Answer: We included a discussion on which system was most suitable for the route of administration of interest for voriconazole delivery...
In 4.1: “In general, lipid nanoparticles containing voriconazole have been developed mainly for ocular delivery this is justified by the compatibility and permeation capacity of these systems in this tissue, favoring a safe delivery of drugs. Studies with SLNs have shown increased permeation, mainly ocular, and allowed controlled and sustained release, increasing the therapeutic efficacy of these systems for VCZ delivery [46,245,246]”.

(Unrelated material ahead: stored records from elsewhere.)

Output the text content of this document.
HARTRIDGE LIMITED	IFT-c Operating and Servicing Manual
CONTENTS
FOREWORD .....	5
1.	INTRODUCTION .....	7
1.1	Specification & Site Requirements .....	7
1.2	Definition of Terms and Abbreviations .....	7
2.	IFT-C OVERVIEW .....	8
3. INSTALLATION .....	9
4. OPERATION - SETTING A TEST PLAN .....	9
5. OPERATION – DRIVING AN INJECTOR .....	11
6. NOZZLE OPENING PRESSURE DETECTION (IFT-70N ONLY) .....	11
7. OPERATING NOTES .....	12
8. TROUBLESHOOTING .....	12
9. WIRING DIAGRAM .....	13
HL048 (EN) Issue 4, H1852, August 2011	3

In 4. 2: “The characteristic of allowing the incorporation of different molecules into the polymeric nanoparticle allows for an increase in the interaction of the nanostructured system with the target tissue [231,285,286]. This has been explored in the literature with chitosan, which is known to have a mucoadhesive property and allows to increase in the delivery of VCZ in the target tissue [220,223,232,249]”

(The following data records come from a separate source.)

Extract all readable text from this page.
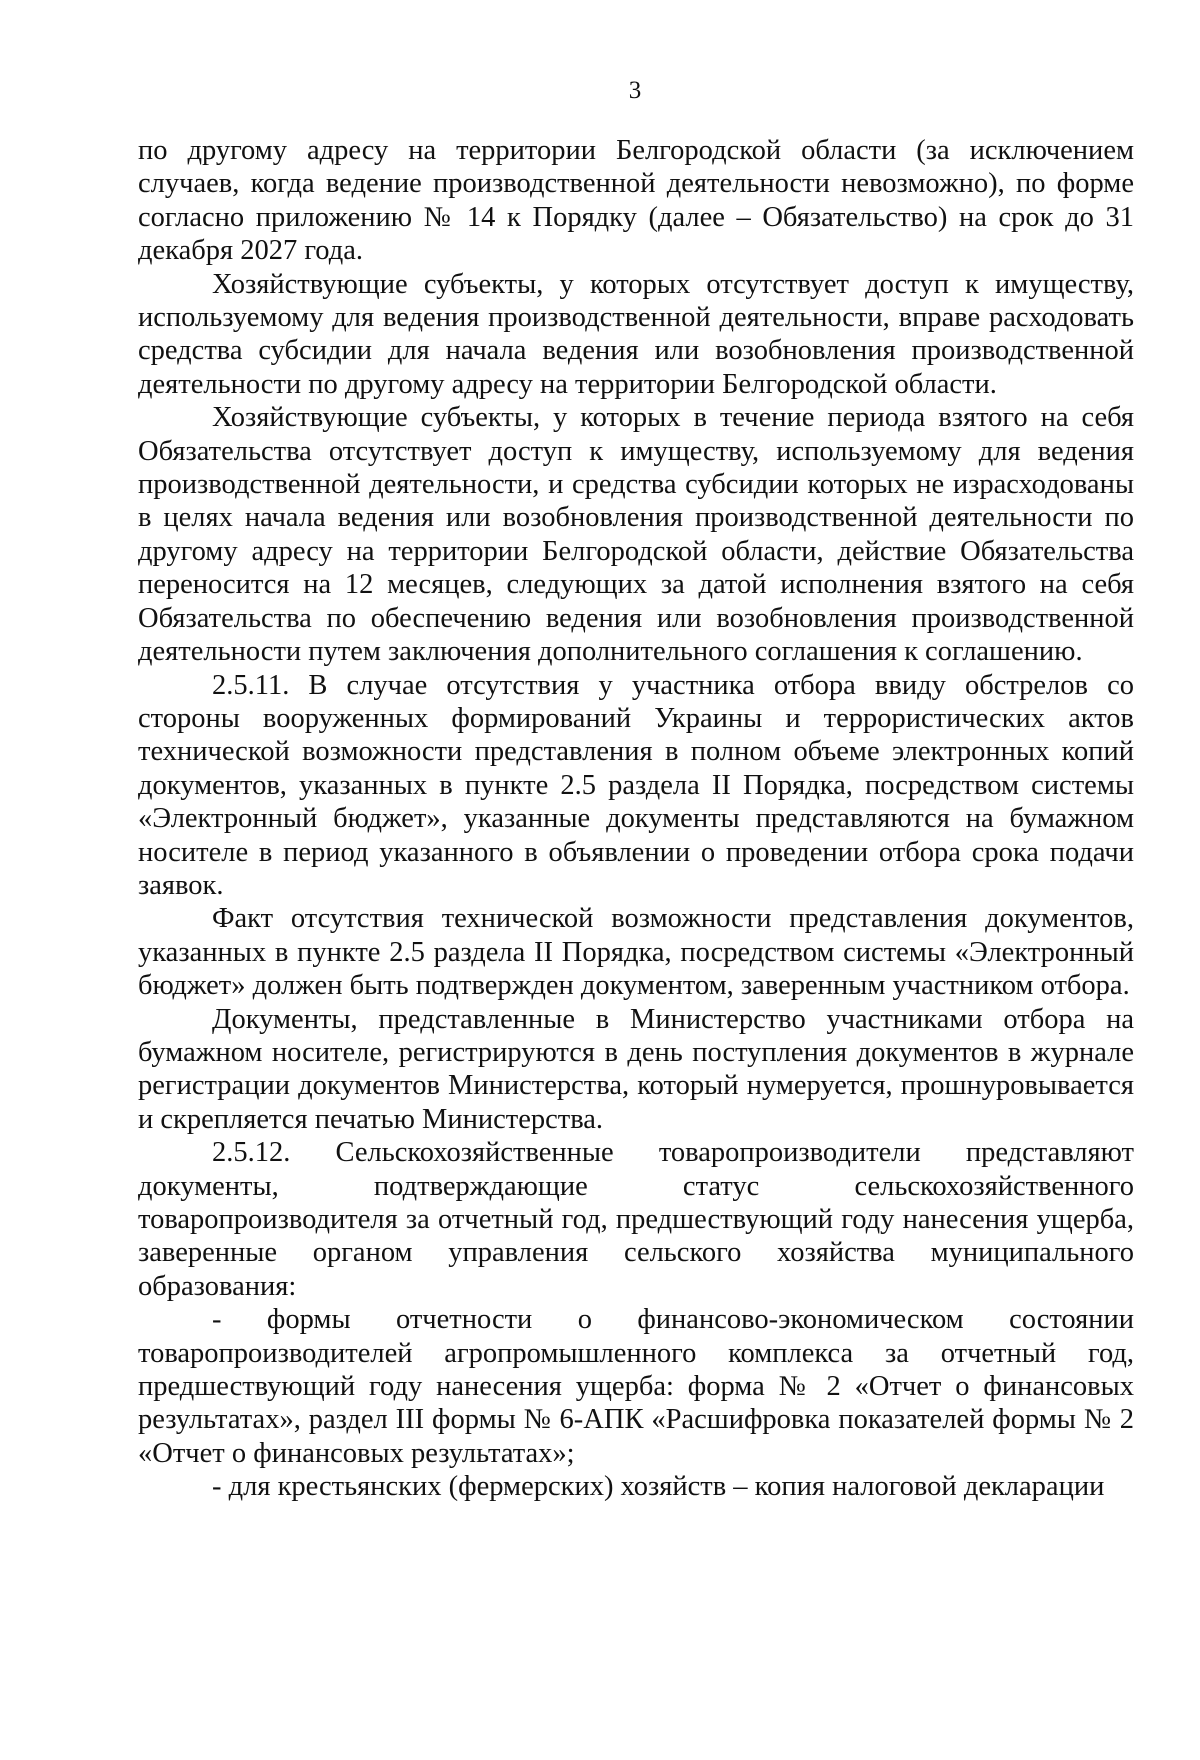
3

по другому адресу на территории Белгородской области (за исключением случаев, когда ведение производственной деятельности невозможно), по форме согласно приложению № 14 к Порядку (далее – Обязательство) на срок до 31 декабря 2027 года.

Хозяйствующие субъекты, у которых отсутствует доступ к имуществу, используемому для ведения производственной деятельности, вправе расходовать средства субсидии для начала ведения или возобновления производственной деятельности по другому адресу на территории Белгородской области.

Хозяйствующие субъекты, у которых в течение периода взятого на себя Обязательства отсутствует доступ к имуществу, используемому для ведения производственной деятельности, и средства субсидии которых не израсходованы в целях начала ведения или возобновления производственной деятельности по другому адресу на территории Белгородской области, действие Обязательства переносится на 12 месяцев, следующих за датой исполнения взятого на себя Обязательства по обеспечению ведения или возобновления производственной деятельности путем заключения дополнительного соглашения к соглашению.

2.5.11. В случае отсутствия у участника отбора ввиду обстрелов со стороны вооруженных формирований Украины и террористических актов технической возможности представления в полном объеме электронных копий документов, указанных в пункте 2.5 раздела II Порядка, посредством системы «Электронный бюджет», указанные документы представляются на бумажном носителе в период указанного в объявлении о проведении отбора срока подачи заявок.

Факт отсутствия технической возможности представления документов, указанных в пункте 2.5 раздела II Порядка, посредством системы «Электронный бюджет» должен быть подтвержден документом, заверенным участником отбора.

Документы, представленные в Министерство участниками отбора на бумажном носителе, регистрируются в день поступления документов в журнале регистрации документов Министерства, который нумеруется, прошнуровывается и скрепляется печатью Министерства.

2.5.12. Сельскохозяйственные товаропроизводители представляют документы, подтверждающие статус сельскохозяйственного товаропроизводителя за отчетный год, предшествующий году нанесения ущерба, заверенные органом управления сельского хозяйства муниципального образования:

- формы отчетности о финансово-экономическом состоянии товаропроизводителей агропромышленного комплекса за отчетный год, предшествующий году нанесения ущерба: форма № 2 «Отчет о финансовых результатах», раздел III формы № 6-АПК «Расшифровка показателей формы № 2 «Отчет о финансовых результатах»;

- для крестьянских (фермерских) хозяйств – копия налоговой декларации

In 4.3: “Actually, nanoparticles to delivery voriconazole it promising their application varies according to the need for the route of administration. As this study, it is possible to see that lipid formulations seem to improve delivery by the ocular and topical route and protein and polymeric formulations were explored for oral and pulmonary delivery [219,224,236,239,242]. The physicochemical characteristics of nanoparticles are important to treat fungal infections, since each fungus develops better in a specific site”. “In general, using nanotechnology for voriconazole encapsulation and release is a strategy to increase therapeutic activity since studies have reported increased tissue permeation with reduced toxicity, mainly due to the observed sustained and controlled release [213,218]. In addition, it is possible to observe an improvement in the solubility and bioavailability of VCZ [232,239]”.